Il existe un autre courant, plus sincère, pour qui un gouvernement minoritaire incarne mieux la démocratie, souvent des militants des petits partis ou des partisans du vote proportionnel qui voudraient que les parlements reflètent mieux la multiplicité des points de vue qui s'expriment dans la société. Il y a là une pointe de populisme, un désir de démocratie directe qui correspond à une autre conception du pouvoir dont je cherche encore les vertus.

On a eu l'expérience de trois gouvernements minoritaires à Ottawa. Et ça n'a pas été joli. Le temps considérable consacré aux chicanes partisanes, l'instabilité qui mène aux élections à répétition, la paralysie de l'appareil d'État, et des gouvernements obsédés par l'immédiat et par les perspectives électorales.

On ne peut cependant pas transposer ce fiasco au cas québécois, ni dans un sens ni dans l'autre. D'abord, on a bien vu que l'Assemblée nationale n'a pas été en crise, notamment parce que la dynamique à trois est plus stable que le cirque à quatre fédéral.

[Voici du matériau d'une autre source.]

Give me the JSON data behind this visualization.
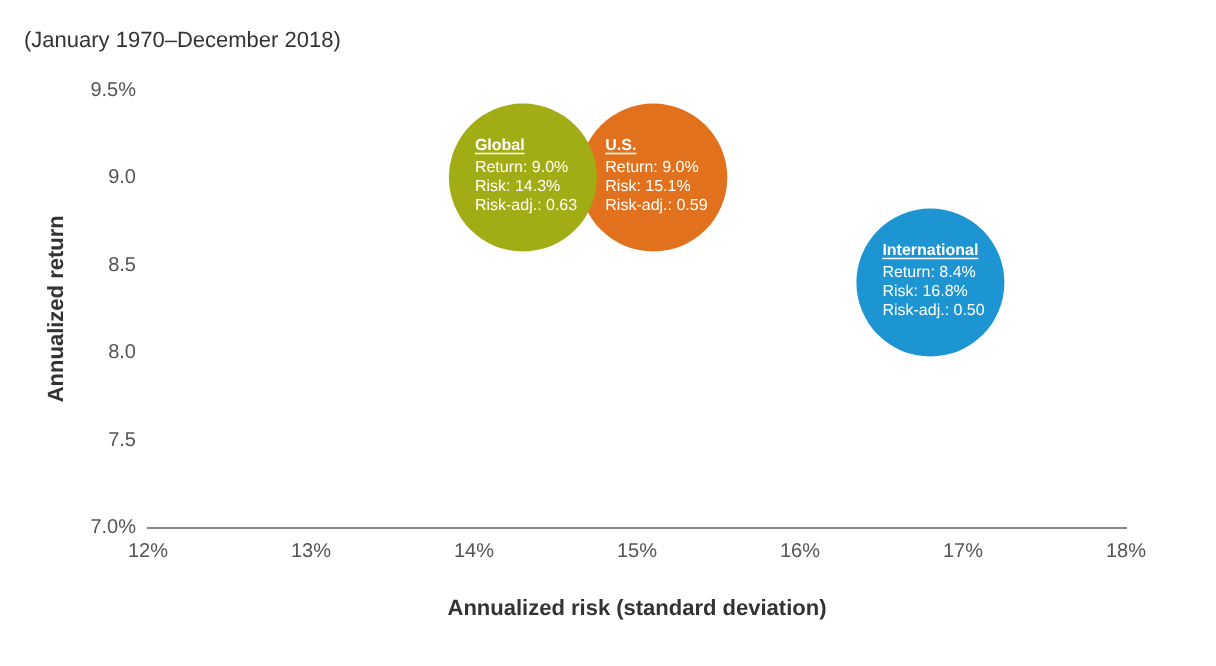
{
  "chart_data": {
    "type": "bubble",
    "title": "(January 1970–December 2018)",
    "xlabel": "Annualized risk (standard deviation)",
    "ylabel": "Annualized return",
    "series": [
      {
        "name": "Global",
        "color": "#a2ac14",
        "x": [
          14.3
        ],
        "values": [
          9.0
        ],
        "sizes": [
          1
        ]
      },
      {
        "name": "U.S.",
        "color": "#e2711d",
        "x": [
          15.1
        ],
        "values": [
          9.0
        ],
        "sizes": [
          1
        ]
      },
      {
        "name": "International",
        "color": "#1e95d3",
        "x": [
          16.8
        ],
        "values": [
          8.4
        ],
        "sizes": [
          1
        ]
      }
    ],
    "annotations": [
      {
        "text": "Return: 9.0%\nRisk: 14.3%\nRisk-adj.: 0.63",
        "x": 14.3,
        "y": 9.0
      },
      {
        "text": "Return: 9.0%\nRisk: 15.1%\nRisk-adj.: 0.59",
        "x": 15.1,
        "y": 9.0
      },
      {
        "text": "Return: 8.4%\nRisk: 16.8%\nRisk-adj.: 0.50",
        "x": 16.8,
        "y": 8.4
      }
    ],
    "xlim": [
      12,
      18
    ],
    "ylim": [
      7,
      9.5
    ],
    "xticks": [
      {
        "value": 12,
        "label": "12%"
      },
      {
        "value": 13,
        "label": "13%"
      },
      {
        "value": 14,
        "label": "14%"
      },
      {
        "value": 15,
        "label": "15%"
      },
      {
        "value": 16,
        "label": "16%"
      },
      {
        "value": 17,
        "label": "17%"
      },
      {
        "value": 18,
        "label": "18%"
      }
    ],
    "yticks": [
      {
        "value": 7,
        "label": "7.0%"
      },
      {
        "value": 7.5,
        "label": "7.5"
      },
      {
        "value": 8,
        "label": "8.0"
      },
      {
        "value": 8.5,
        "label": "8.5"
      },
      {
        "value": 9,
        "label": "9.0"
      },
      {
        "value": 9.5,
        "label": "9.5%"
      }
    ],
    "grid": false,
    "legend": false
  }
}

Ensuite, l'idée qu'il faut empêcher Jean Charest d'être majoritaire comme on l'a fait pour Stephen Harper ne tient pas la route, parce que le chef libéral n'a pas d'intentions cachées. Il faut voir cette thèse pour ce qu'elle est: le plan B de partisans du Parti québécois qui découvrent qu'ils ne peuvent pas remporter les élections.

Cet argument repose sur ce qu'on a qualifié d'arrogance du premier ministre Charest lorsqu'il était majoritaire. J'y vois plutôt la maladresse d'un gouvernement qui n'était pas prêt. Mais il est intéressant de noter que les deux grands dossiers que l'on associe à cette arrogance, Orford et le Suroît, sont justement deux cas où le gouvernement libéral, même majoritaire, a dû reculer devant la pression populaire! Ce qui montre qu'un gouvernement majoritaire n'est pas une dictature, et qu'il doit rester à l'écoute pour pouvoir fonctionner.

Mais est-ce que les libéraux ont mieux fait lorsqu'ils étaient minoritaires? Il est clair que leur semi-défaite les a ébranlés, ce qui leur a fait du bien. Mais le résultat a quand même été un gouvernement qui n'avait pas de marge de manoeuvre, qui devait être prudent, qui devait éviter de brasser la cage, qui ne pouvait pas bouger sans avoir un oeil sur les sondages. C'est certainement plaisant, mais est-ce que c'est la meilleure façon de gouverner?

Un gouvernement est aussi là pour prendre des décisions parfois impopulaires, pour penser à l'avenir même quand ce n'est pas dans les préoccupations, pour proposer une vision, même si elle n'est pas au départ consensuelle. Un gouvernement doit aussi être capable de traverser des moments d'impopularité sans risquer de se faire renverser. Rien de cela ne sera possible tant que nos gouvernements seront minoritaires.